Nadie escoge a voluntad el rol principal ni los roles secundarios que le toca actuar en esta obra de teatro llamada “ La vida”, pues para desempeñar un rol hay que tener aptitudes y actitudes. Estas capacidades, tanto físicas como psicológicas, vienen por vía ADN. Nadie puede decidir ser un gran poeta, pintor, músico, ingeniero, inventor, empresario, sino tiene las aptitudes tanto psicológicas, mentales y físicas para desempeñar el respectivo rol y esto viene por vía destino. El DESTINO no es otra cosa que LA VOLUNTAD DE DIOS. Dios es quien asigna los roles, igual que el director de una obra asigna los roles de acuerdo a las aptitudes o capacidades de cada personaje. La contradicción se da cuando no se acepta el rol de vida para el que se nace y se pretende hacer otro diferente. Y si el rol principal no funciona se quiere justificar con conceptos como el karma, lo que lleva a las personas al sentimiento de culpabilidad, a la depresión y sentirse fracasado.

¿Qué hacer entonces para no estar en contradicción con el rol asignado?
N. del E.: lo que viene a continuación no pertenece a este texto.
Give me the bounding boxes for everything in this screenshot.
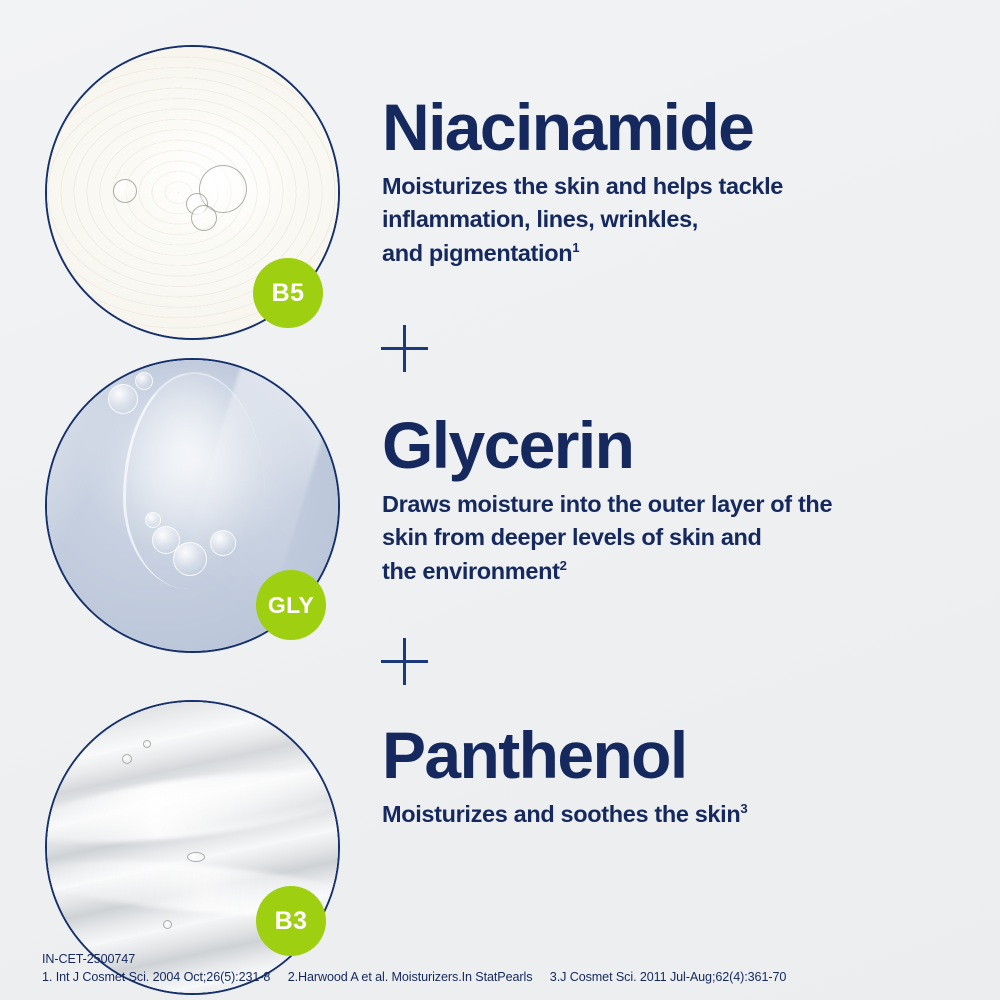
- reference-list: 1. Int J Cosmet Sci. 2004 Oct;26(5):231-…: [42, 968, 786, 986]
- gel-bubble: [113, 179, 137, 203]
- ingredient-description: Moisturizes the skin and helps tackle in…: [382, 170, 982, 270]
- plus-icon: [381, 325, 428, 372]
- infographic-page: B5 GLY B3 Niacinamide Moisturizes the s: [0, 0, 1000, 1000]
- description-line-with-footnote: Moisturizes and soothes the skin3: [382, 798, 982, 831]
- footnote-marker: 3: [740, 801, 747, 816]
- ingredient-description: Moisturizes and soothes the skin3: [382, 798, 982, 831]
- reference-item: 2.Harwood A et al. Moisturizers.In StatP…: [288, 970, 533, 984]
- gel-bubble: [191, 205, 217, 231]
- description-line: Moisturizes the skin and helps tackle: [382, 170, 982, 203]
- description-line: skin from deeper levels of skin and: [382, 521, 982, 554]
- gel-bubble: [122, 754, 132, 764]
- ingredient-heading: Panthenol: [382, 722, 982, 788]
- badge-b3: B3: [256, 886, 326, 956]
- description-line: inflammation, lines, wrinkles,: [382, 203, 982, 236]
- footnote-marker: 2: [560, 558, 567, 573]
- gel-bubble: [143, 740, 151, 748]
- gel-bubble: [108, 384, 138, 414]
- ingredient-heading: Niacinamide: [382, 94, 982, 160]
- plus-icon: [381, 638, 428, 685]
- badge-b3-label: B3: [275, 909, 308, 934]
- description-line-text: the environment: [382, 558, 560, 584]
- description-line-with-footnote: and pigmentation1: [382, 237, 982, 270]
- badge-gly-label: GLY: [268, 594, 314, 617]
- gel-bubble: [210, 530, 236, 556]
- plus-icon-vertical-bar: [403, 638, 406, 685]
- badge-b5-label: B5: [272, 281, 305, 306]
- ingredient-description: Draws moisture into the outer layer of t…: [382, 488, 982, 588]
- ingredient-heading: Glycerin: [382, 412, 982, 478]
- description-line-with-footnote: the environment2: [382, 555, 982, 588]
- description-line-text: and pigmentation: [382, 240, 572, 266]
- gel-bubble: [173, 542, 207, 576]
- gel-bubble: [145, 512, 161, 528]
- badge-gly: GLY: [256, 570, 326, 640]
- footnote-marker: 1: [572, 240, 579, 255]
- plus-icon-vertical-bar: [403, 325, 406, 372]
- material-code: IN-CET-2500747: [42, 950, 786, 968]
- ingredient-block-niacinamide: Niacinamide Moisturizes the skin and hel…: [382, 94, 982, 270]
- gel-bubble: [187, 852, 205, 862]
- gel-bubble: [135, 372, 153, 390]
- badge-b5: B5: [253, 258, 323, 328]
- ingredient-block-panthenol: Panthenol Moisturizes and soothes the sk…: [382, 722, 982, 831]
- gel-bubble: [163, 920, 172, 929]
- description-line: Draws moisture into the outer layer of t…: [382, 488, 982, 521]
- ingredient-block-glycerin: Glycerin Draws moisture into the outer l…: [382, 412, 982, 588]
- description-line-text: Moisturizes and soothes the skin: [382, 801, 740, 827]
- reference-item: 1. Int J Cosmet Sci. 2004 Oct;26(5):231-…: [42, 970, 270, 984]
- reference-item: 3.J Cosmet Sci. 2011 Jul-Aug;62(4):361-7…: [550, 970, 786, 984]
- footer: IN-CET-2500747 1. Int J Cosmet Sci. 2004…: [42, 950, 786, 987]
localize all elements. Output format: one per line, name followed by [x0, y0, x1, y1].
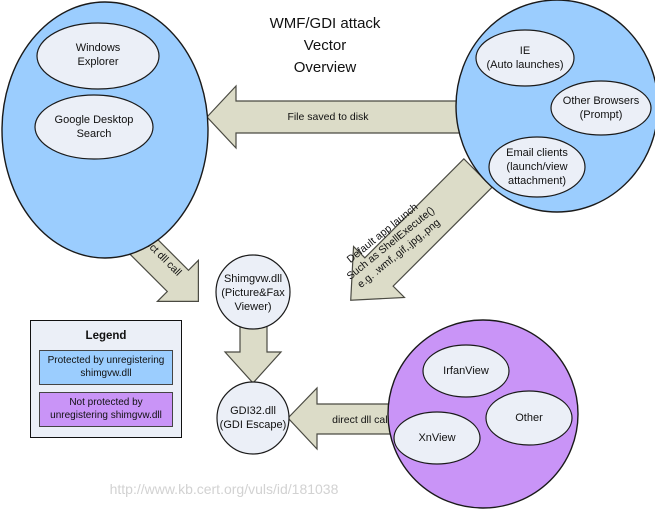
edge-shimgvw-to-gdi32	[225, 325, 281, 383]
edge-direct-dll-right-label: direct dll call	[332, 414, 390, 426]
diagram-title-line2: Vector	[304, 37, 347, 54]
other-browsers-line1: Other Browsers	[563, 95, 640, 107]
legend-title: Legend	[39, 330, 173, 342]
legend-item-unprotected: Not protected by unregistering shimgvw.d…	[39, 392, 173, 427]
group-network-entry[interactable]: IE (Auto launches) Other Browsers (Promp…	[456, 0, 655, 212]
google-desktop-search-line2: Search	[77, 128, 112, 140]
other-browsers-line2: (Prompt)	[580, 109, 623, 121]
node-shimgvw-dll[interactable]: Shimgvw.dll (Picture&Fax Viewer)	[216, 255, 290, 329]
diagram-canvas: File saved to disk direct dll call Defau…	[0, 0, 655, 520]
xnview-label: XnView	[418, 432, 455, 444]
group-protected-apps[interactable]: Windows Explorer Google Desktop Search	[2, 2, 208, 258]
email-clients-line1: Email clients	[506, 147, 568, 159]
other-label: Other	[515, 412, 543, 424]
footer-url: http://www.kb.cert.org/vuls/id/181038	[110, 481, 339, 497]
wmf-gdi-attack-vector-diagram: File saved to disk direct dll call Defau…	[0, 0, 655, 520]
node-other[interactable]: Other	[486, 391, 572, 445]
windows-explorer-line2: Explorer	[78, 56, 119, 68]
shimgvw-line2: (Picture&Fax	[221, 287, 285, 299]
google-desktop-search-line1: Google Desktop	[55, 114, 134, 126]
gdi32-line1: GDI32.dll	[230, 405, 276, 417]
node-gdi32-dll[interactable]: GDI32.dll (GDI Escape)	[217, 382, 289, 454]
node-ie[interactable]: IE (Auto launches)	[476, 30, 574, 86]
irfanview-label: IrfanView	[443, 365, 489, 377]
legend-item-unprotected-line2: unregistering shimgvw.dll	[50, 410, 162, 421]
node-irfanview[interactable]: IrfanView	[423, 345, 509, 397]
email-clients-line3: attachment)	[508, 175, 566, 187]
legend-item-protected: Protected by unregistering shimgvw.dll	[39, 350, 173, 385]
diagram-title: WMF/GDI attack Vector Overview	[270, 15, 381, 76]
diagram-title-line3: Overview	[294, 59, 357, 76]
legend: Legend Protected by unregistering shimgv…	[30, 320, 182, 438]
legend-item-protected-line2: shimgvw.dll	[80, 368, 131, 379]
edge-file-saved-to-disk: File saved to disk	[207, 86, 465, 148]
node-xnview[interactable]: XnView	[394, 412, 480, 464]
shimgvw-line3: Viewer)	[234, 301, 271, 313]
node-google-desktop-search[interactable]: Google Desktop Search	[35, 95, 153, 159]
shimgvw-line1: Shimgvw.dll	[224, 273, 282, 285]
edge-direct-dll-right: direct dll call	[288, 388, 400, 449]
node-email-clients[interactable]: Email clients (launch/view attachment)	[489, 137, 585, 197]
node-other-browsers[interactable]: Other Browsers (Prompt)	[551, 81, 651, 135]
email-clients-line2: (launch/view	[506, 161, 567, 173]
windows-explorer-line1: Windows	[76, 42, 121, 54]
ie-line1: IE	[520, 45, 530, 57]
legend-item-unprotected-line1: Not protected by	[69, 397, 142, 408]
edge-default-app-launch: Default app launch Such as ShellExecute(…	[325, 148, 503, 326]
diagram-title-line1: WMF/GDI attack	[270, 15, 381, 32]
group-unprotected-apps[interactable]: IrfanView Other XnView	[388, 320, 578, 508]
edge-file-saved-label: File saved to disk	[287, 111, 369, 123]
ie-line2: (Auto launches)	[486, 59, 563, 71]
gdi32-line2: (GDI Escape)	[220, 419, 287, 431]
legend-item-protected-line1: Protected by unregistering	[48, 355, 165, 366]
node-windows-explorer[interactable]: Windows Explorer	[37, 23, 159, 89]
arrow-shimgvw-to-gdi32	[225, 325, 281, 383]
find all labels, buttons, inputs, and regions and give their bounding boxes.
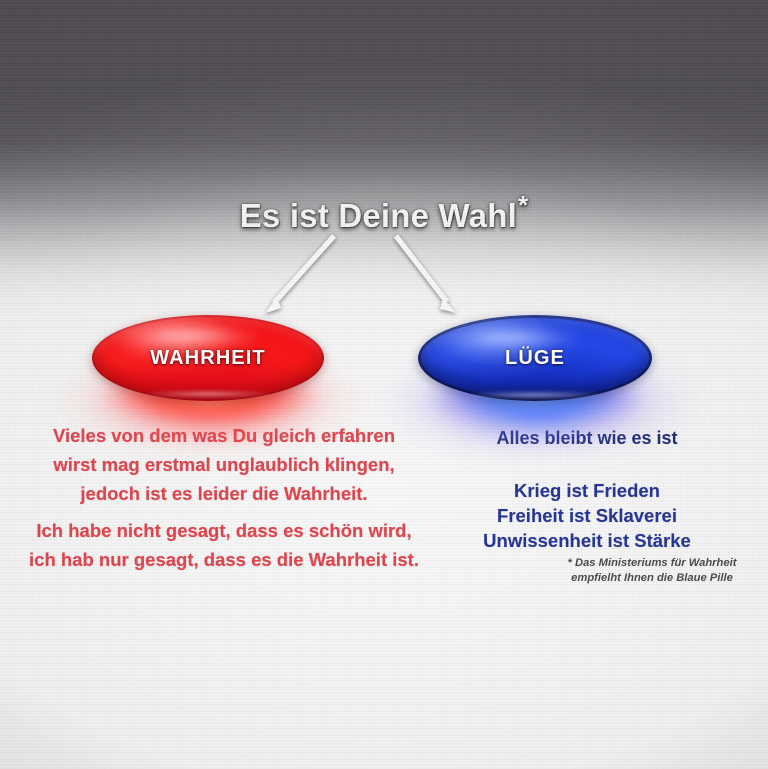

“Cuando despiertes por la mañana quédate un rato quieto en la cama y siente que ingresas al escenario de la vida cotidiana para actuar el rol que Dios te asignó. Pídele que puedas actuarlo bien y así ganar su aprobación. Por la noche, cuando vayas a dormir, siente que entras al vestidor después de la escena, pero déjate puesto el rol de tu personaje porque tal vez la actuación no esté completa aún y no se te haya autorizado despojarte del rol, puede que tengas que hacer una nueva entrada la mañana siguiente, pero no te preocupes por ello y ponte totalmente a la disposición del director de la escena ¡Dios! Él sabe porqué te dio ese papel, él es quien ha escrito la obra, conoce la trama y sabe cómo termina. Lo tuyo es simplemente actuar y retirarte”.

¡Da lo mejor de ti en el rol que hagas como una ofrenda a Dios, y tu trabajo diario se hará liviano y armónico!